Wirtschaftlichkeit von Pellets 2021

Wer mit Pellets heizt, profitiert von niedrigeren Brennstoffpreisen. Im Vergleich zu den Preisen für fossile Energieträger, die starken Schwankungen unterliegen, hat sich der Pelletpreis in den vergangenen Jahren als eigenständig und stabil erwiesen. In den letzten zehn Jahren waren Pellets im Schnitt rund 30 Prozent günstiger als Heizöl.

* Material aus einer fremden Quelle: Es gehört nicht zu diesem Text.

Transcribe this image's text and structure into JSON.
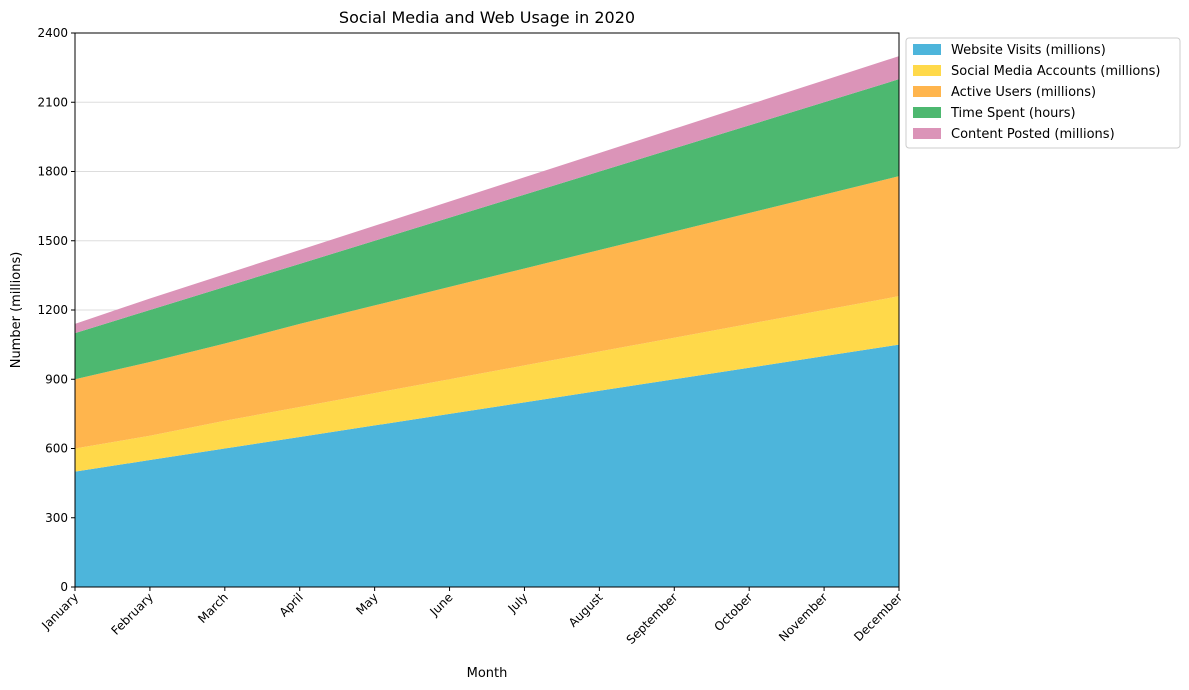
{
  "chart_data": {
    "type": "area",
    "stacked": true,
    "title": "Social Media and Web Usage in 2020",
    "xlabel": "Month",
    "ylabel": "Number (millions)",
    "categories": [
      "January",
      "February",
      "March",
      "April",
      "May",
      "June",
      "July",
      "August",
      "September",
      "October",
      "November",
      "December"
    ],
    "ylim": [
      0,
      2400
    ],
    "yticks": [
      0,
      300,
      600,
      900,
      1200,
      1500,
      1800,
      2100,
      2400
    ],
    "grid": "y",
    "legend_position": "outside-top-right",
    "series": [
      {
        "name": "Website Visits (millions)",
        "color": "#4db5db",
        "values": [
          500,
          550,
          600,
          650,
          700,
          750,
          800,
          850,
          900,
          950,
          1000,
          1050
        ]
      },
      {
        "name": "Social Media Accounts (millions)",
        "color": "#ffd94a",
        "values": [
          100,
          105,
          120,
          130,
          140,
          150,
          160,
          170,
          180,
          190,
          200,
          210
        ]
      },
      {
        "name": "Active Users (millions)",
        "color": "#ffb54d",
        "values": [
          300,
          320,
          335,
          360,
          380,
          400,
          420,
          440,
          460,
          480,
          500,
          520
        ]
      },
      {
        "name": "Time Spent (hours)",
        "color": "#4db870",
        "values": [
          200,
          225,
          245,
          260,
          280,
          300,
          320,
          340,
          360,
          380,
          400,
          420
        ]
      },
      {
        "name": "Content Posted (millions)",
        "color": "#db94b8",
        "values": [
          40,
          50,
          55,
          60,
          65,
          70,
          75,
          80,
          85,
          90,
          95,
          100
        ]
      }
    ]
  }
}
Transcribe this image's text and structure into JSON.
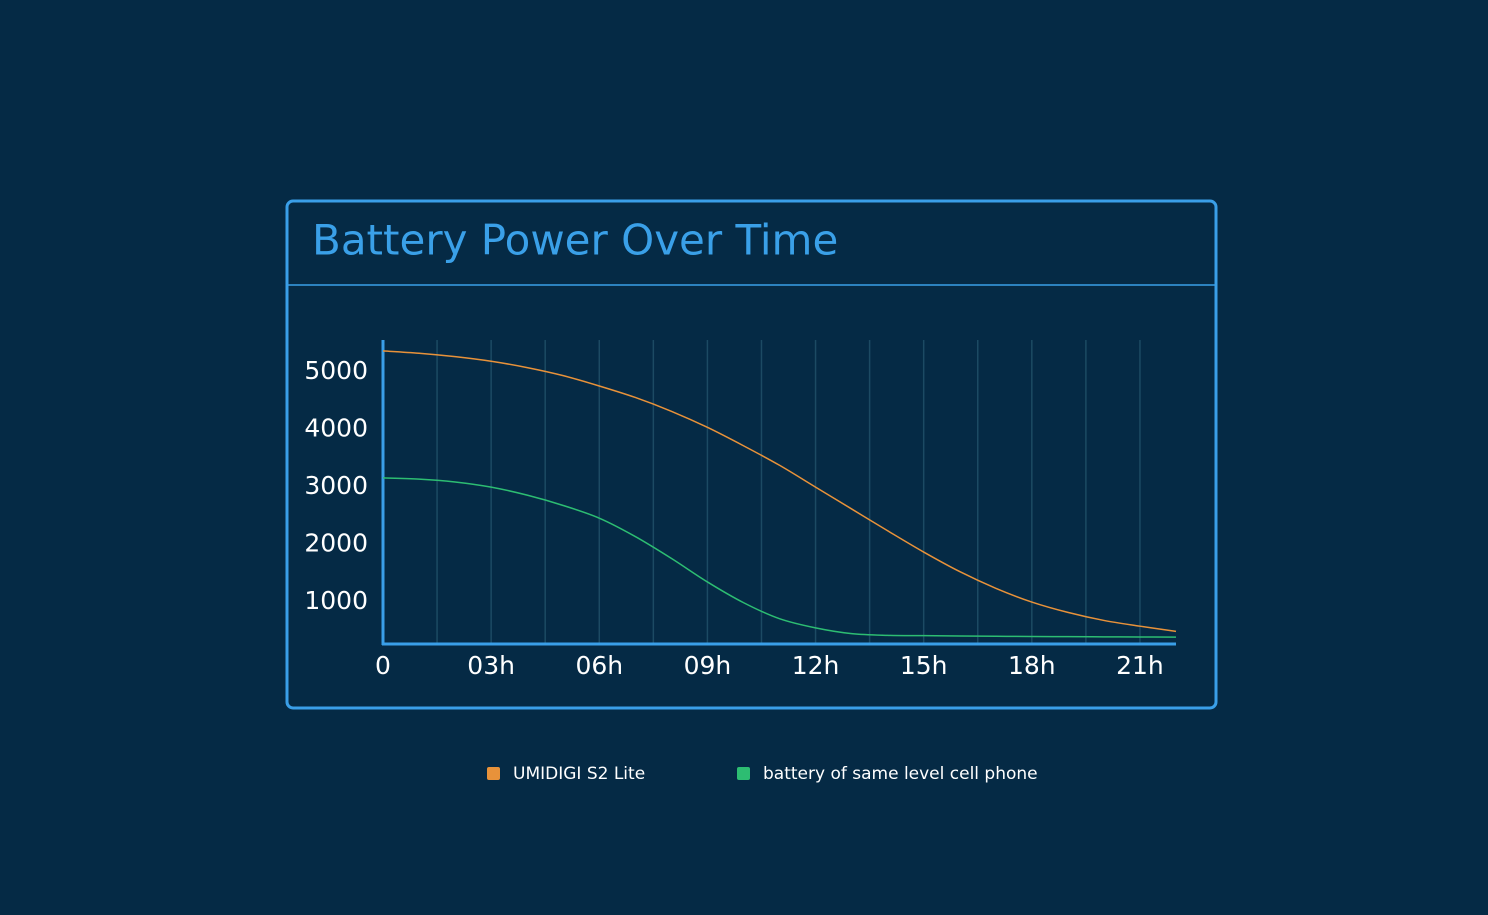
{
  "chart_data": {
    "type": "line",
    "title": "Battery Power Over Time",
    "x": [
      0,
      1,
      2,
      3,
      4,
      5,
      6,
      7,
      8,
      9,
      10,
      11,
      12,
      13,
      14,
      15,
      16,
      17,
      18,
      19,
      20,
      21,
      22
    ],
    "series": [
      {
        "name": "UMIDIGI S2 Lite",
        "color": "#e8923a",
        "values": [
          5370,
          5330,
          5270,
          5190,
          5080,
          4940,
          4760,
          4560,
          4320,
          4040,
          3720,
          3380,
          3000,
          2620,
          2240,
          1870,
          1530,
          1240,
          1000,
          820,
          680,
          580,
          490
        ]
      },
      {
        "name": "battery of same level cell phone",
        "color": "#2dbd72",
        "values": [
          3160,
          3140,
          3090,
          3000,
          2860,
          2680,
          2460,
          2140,
          1760,
          1350,
          990,
          710,
          550,
          450,
          420,
          415,
          410,
          405,
          400,
          398,
          395,
          392,
          390
        ]
      }
    ],
    "xlim": [
      0,
      22
    ],
    "xticks": [
      0,
      {
        "value": 3,
        "label": "03h"
      },
      {
        "value": 6,
        "label": "06h"
      },
      {
        "value": 9,
        "label": "09h"
      },
      {
        "value": 12,
        "label": "12h"
      },
      {
        "value": 15,
        "label": "15h"
      },
      {
        "value": 18,
        "label": "18h"
      },
      {
        "value": 21,
        "label": "21h"
      }
    ],
    "xminorticks": [
      1.5,
      3,
      4.5,
      6,
      7.5,
      9,
      10.5,
      12,
      13.5,
      15,
      16.5,
      18,
      19.5,
      21
    ],
    "ylim": [
      270,
      5560
    ],
    "yticks": [
      1000,
      2000,
      3000,
      4000,
      5000
    ],
    "grid": true,
    "legend": "bottom"
  }
}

Darüber hinaus sind Pellets von der Energiesteuer befreit, unterliegen nicht der CO2-Bepreisung und der Mehrwertsteuersatz liegt regulär bei nur sieben Prozent. Die Investition in eine neue, mit Pellets betriebene Heizanlage ist mittelfristig wirtschaftlich und sinnvoll.
 
Wer sich für den Kauf einer Pelletheizung entscheidet, profitiert zudem von der staatlichen Förderung. Für den Tausch einer alten Ölheizung gegen eine moderne Pelletheizung gibt es bis zu 45 Prozent staatlichen Zuschuss über das Marktanreizprogramm (MAP). Der reguläre Fördersatz für Pelletzentralheizungen und wasserführende Pelletkaminöfen beträgt 35 Prozent.

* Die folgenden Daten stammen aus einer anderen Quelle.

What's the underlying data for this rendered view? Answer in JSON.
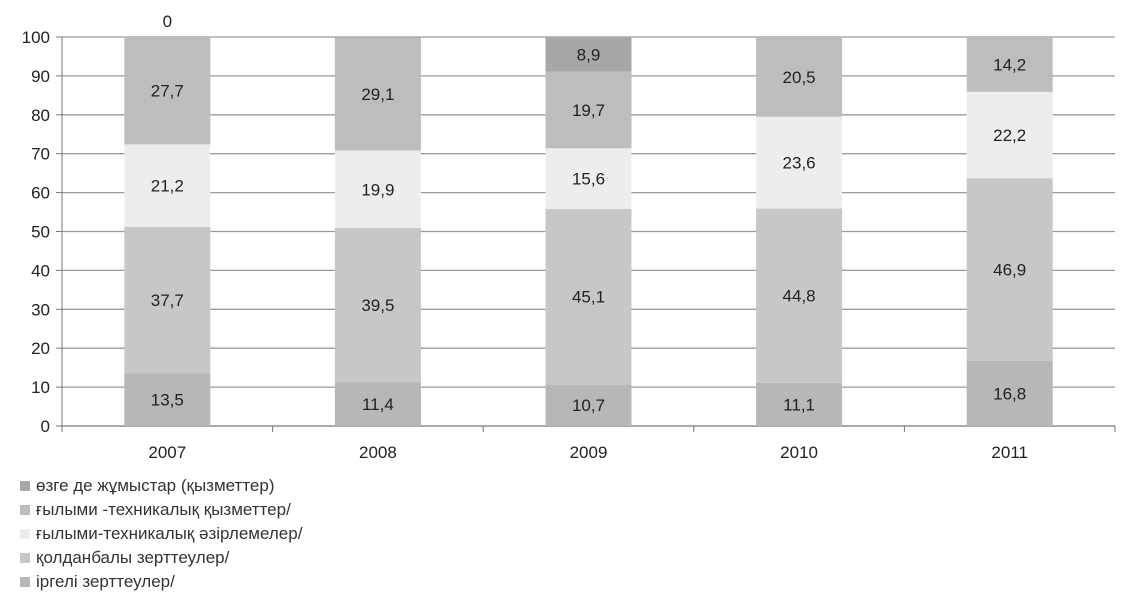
{
  "chart_data": {
    "type": "bar",
    "stacked": true,
    "categories": [
      "2007",
      "2008",
      "2009",
      "2010",
      "2011"
    ],
    "ylim": [
      0,
      100
    ],
    "yticks": [
      0,
      10,
      20,
      30,
      40,
      50,
      60,
      70,
      80,
      90,
      100
    ],
    "grid": true,
    "legend_position": "bottom-left",
    "series": [
      {
        "name": "іргелі зерттеулер/",
        "color": "#b7b7b7",
        "values": [
          13.5,
          11.4,
          10.7,
          11.1,
          16.8
        ],
        "labels": [
          "13,5",
          "11,4",
          "10,7",
          "11,1",
          "16,8"
        ]
      },
      {
        "name": "қолданбалы зерттеулер/",
        "color": "#c7c7c7",
        "values": [
          37.7,
          39.5,
          45.1,
          44.8,
          46.9
        ],
        "labels": [
          "37,7",
          "39,5",
          "45,1",
          "44,8",
          "46,9"
        ]
      },
      {
        "name": "ғылыми-техникалық әзірлемелер/",
        "color": "#ededed",
        "values": [
          21.2,
          19.9,
          15.6,
          23.6,
          22.2
        ],
        "labels": [
          "21,2",
          "19,9",
          "15,6",
          "23,6",
          "22,2"
        ]
      },
      {
        "name": "ғылыми -техникалық  қызметтер/",
        "color": "#bdbdbd",
        "values": [
          27.7,
          29.1,
          19.7,
          20.5,
          14.2
        ],
        "labels": [
          "27,7",
          "29,1",
          "19,7",
          "20,5",
          "14,2"
        ]
      },
      {
        "name": "өзге де жұмыстар (қызметтер)",
        "color": "#a7a7a7",
        "values": [
          0,
          0,
          8.9,
          0,
          0
        ],
        "labels": [
          "0",
          "",
          "8,9",
          "",
          ""
        ]
      }
    ]
  }
}
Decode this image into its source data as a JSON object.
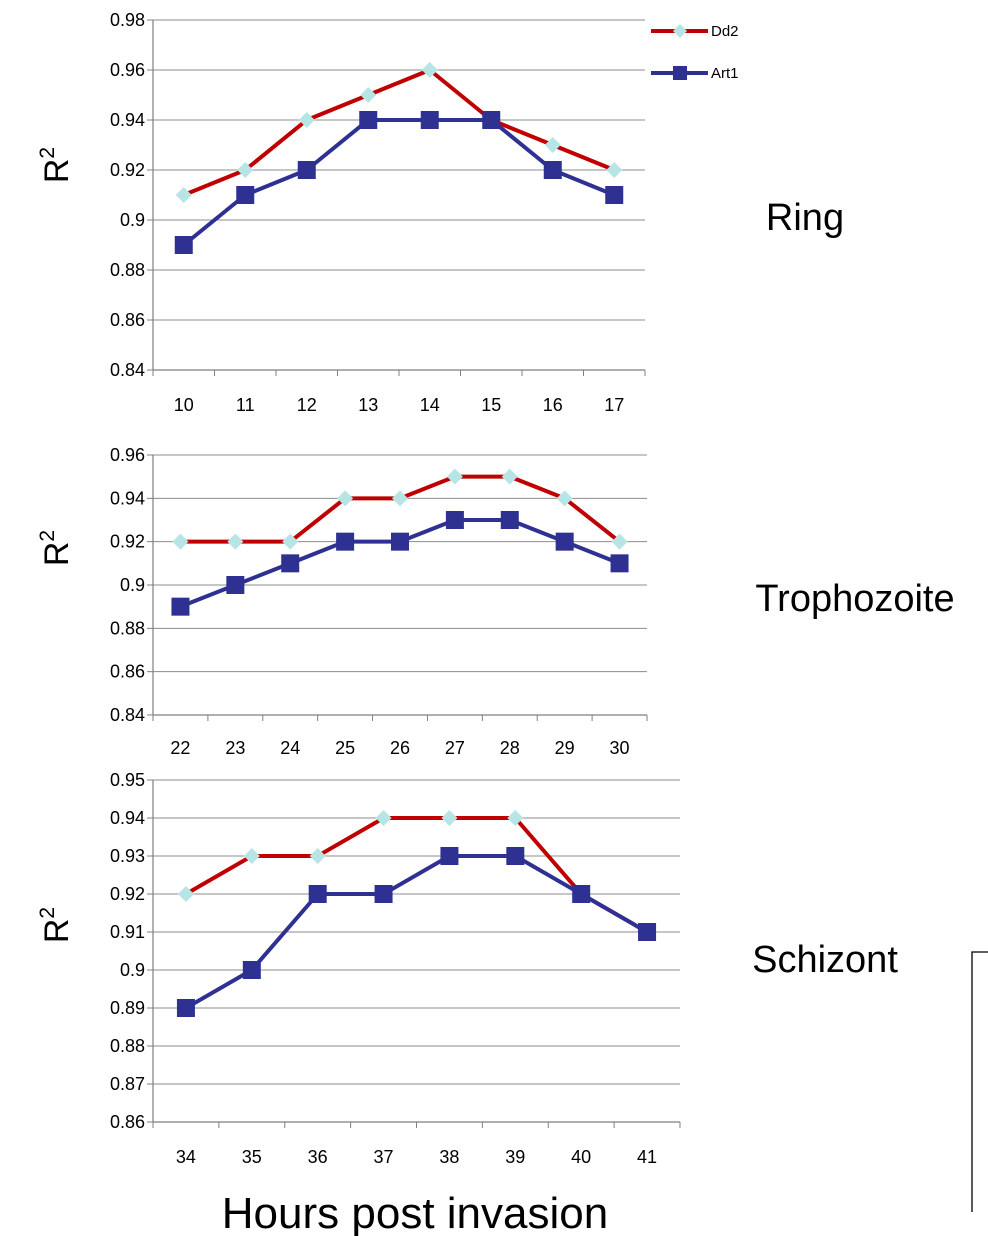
{
  "chart_data": [
    {
      "type": "line",
      "stage_label": "Ring",
      "ylabel": "R",
      "ylabel_sup": "2",
      "categories": [
        "10",
        "11",
        "12",
        "13",
        "14",
        "15",
        "16",
        "17"
      ],
      "ylim": [
        0.84,
        0.98
      ],
      "yticks": [
        "0.84",
        "0.86",
        "0.88",
        "0.9",
        "0.92",
        "0.94",
        "0.96",
        "0.98"
      ],
      "grid": true,
      "legend": "top-right",
      "series": [
        {
          "name": "Dd2",
          "color": "#c00000",
          "marker": "diamond",
          "marker_color": "#b7e4e4",
          "values": [
            0.91,
            0.92,
            0.94,
            0.95,
            0.96,
            0.94,
            0.93,
            0.92
          ]
        },
        {
          "name": "Art1",
          "color": "#2e3192",
          "marker": "square",
          "marker_color": "#2e3192",
          "values": [
            0.89,
            0.91,
            0.92,
            0.94,
            0.94,
            0.94,
            0.92,
            0.91
          ]
        }
      ]
    },
    {
      "type": "line",
      "stage_label": "Trophozoite",
      "ylabel": "R",
      "ylabel_sup": "2",
      "categories": [
        "22",
        "23",
        "24",
        "25",
        "26",
        "27",
        "28",
        "29",
        "30"
      ],
      "ylim": [
        0.84,
        0.96
      ],
      "yticks": [
        "0.84",
        "0.86",
        "0.88",
        "0.9",
        "0.92",
        "0.94",
        "0.96"
      ],
      "grid": true,
      "series": [
        {
          "name": "Dd2",
          "color": "#c00000",
          "marker": "diamond",
          "marker_color": "#b7e4e4",
          "values": [
            0.92,
            0.92,
            0.92,
            0.94,
            0.94,
            0.95,
            0.95,
            0.94,
            0.92
          ]
        },
        {
          "name": "Art1",
          "color": "#2e3192",
          "marker": "square",
          "marker_color": "#2e3192",
          "values": [
            0.89,
            0.9,
            0.91,
            0.92,
            0.92,
            0.93,
            0.93,
            0.92,
            0.91
          ]
        }
      ]
    },
    {
      "type": "line",
      "stage_label": "Schizont",
      "ylabel": "R",
      "ylabel_sup": "2",
      "xlabel": "Hours post invasion",
      "categories": [
        "34",
        "35",
        "36",
        "37",
        "38",
        "39",
        "40",
        "41"
      ],
      "ylim": [
        0.86,
        0.95
      ],
      "yticks": [
        "0.86",
        "0.87",
        "0.88",
        "0.89",
        "0.9",
        "0.91",
        "0.92",
        "0.93",
        "0.94",
        "0.95"
      ],
      "grid": true,
      "series": [
        {
          "name": "Dd2",
          "color": "#c00000",
          "marker": "diamond",
          "marker_color": "#b7e4e4",
          "values": [
            0.92,
            0.93,
            0.93,
            0.94,
            0.94,
            0.94,
            0.92,
            0.91
          ]
        },
        {
          "name": "Art1",
          "color": "#2e3192",
          "marker": "square",
          "marker_color": "#2e3192",
          "values": [
            0.89,
            0.9,
            0.92,
            0.92,
            0.93,
            0.93,
            0.92,
            0.91
          ]
        }
      ]
    }
  ]
}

Der Pelletpreis für Deutschland wird vom Deutschen Pelletinstitut (DEPI) erhoben. Der Erhebungszeitraum endet am 15. jedes Monats.  Der Pelletpreis wird seit 2011 im Monatsrhythmus veröffentlicht – bis Oktober 2020 vom DEPV, seit November 2020 als DEPI-Pelletpreis für verschiedene Abnahmemengen und Regionen. Er entspricht dem Durchschnittspreis in Deutschland für eine Tonne (t) Pellets der Qualitätsklasse ENplus A1 (lose eingeblasen, Lieferung im Umkreis 50 km, inkl. aller Nebenkosten und MwSt., derzeit 7 Prozent).